By James Ramage

The dollar rose against the euro and edged higher against other currencies on Monday ahead of testimony Federal Reserve Chairwoman Janet Yellen will provide to Congress on the U.S. economy and interest rates.

The euro slid 0.4% to $ 1.1331 in late-afternoon trade. The Wall Street Journal Dollar Index, which weighs the dollar against a basket of highly traded currencies, rose 0.3% to 85.62, its highest level since Feb. 11.

Investors were hesitant to make large wagers before Ms. Yellen’s testimony, which begins Tuesday morning before the Senate Banking Committee. She meets with the House Financial Services Committee the following day.

Expectations vary widely for Ms. Yellen’s assessment of the U.S. economy and whether she will offer clues for the central bank’s schedule for raising interest rates for the first time since 2006. The Fed’s policy-making committee signaled in the statement of its January meeting that it could raise interest rates as early as mid-2015, citing solid gains in the labor market. Such a move would make the dollar more attractive to yield-hungry investors.

However, the minutes from the January meeting released last week took a surprisingly cautious tone and highlighted bigger risks to the U.S. economy stemming from a stronger dollar as well as slowing growth and falling prices abroad. The minutes’ tenor pushed back market expectations for a rate increase and drove the dollar lower.

“There was a lot of focus last week on the dovishness of the Fed minutes,” said Elsa Lignos, senior currency strategist at RBC Capital Markets. “But there’s plenty of room for Janet Yellen to take a more hawkish tone in her testimony.”

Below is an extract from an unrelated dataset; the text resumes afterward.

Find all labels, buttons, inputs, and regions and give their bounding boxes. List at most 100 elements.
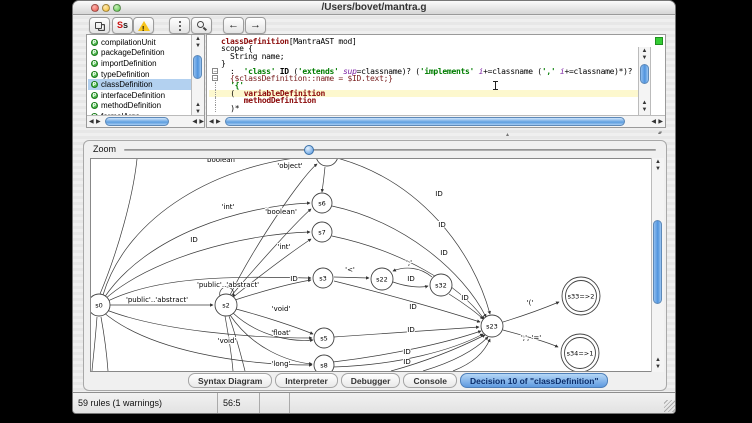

In addition, investors will be watching U.S. inflation and growth data arriving later this week, said Camilla Sutton, chief currency strategist at Scotiabank. Specifically, investors will pay close attention to consumer-price index numbers for January scheduled for release on Thursday and, to a lesser extent, on the second estimate for fourth-quarter gross domestic product.

“We need a catalyst to break us out of these trading ranges,” Ms. Sutton said. “That’s likely to come from the Fed, or new U.S. data.”

In other trade, the dollar slipped 0.2% against the yen, to 118.83 yen.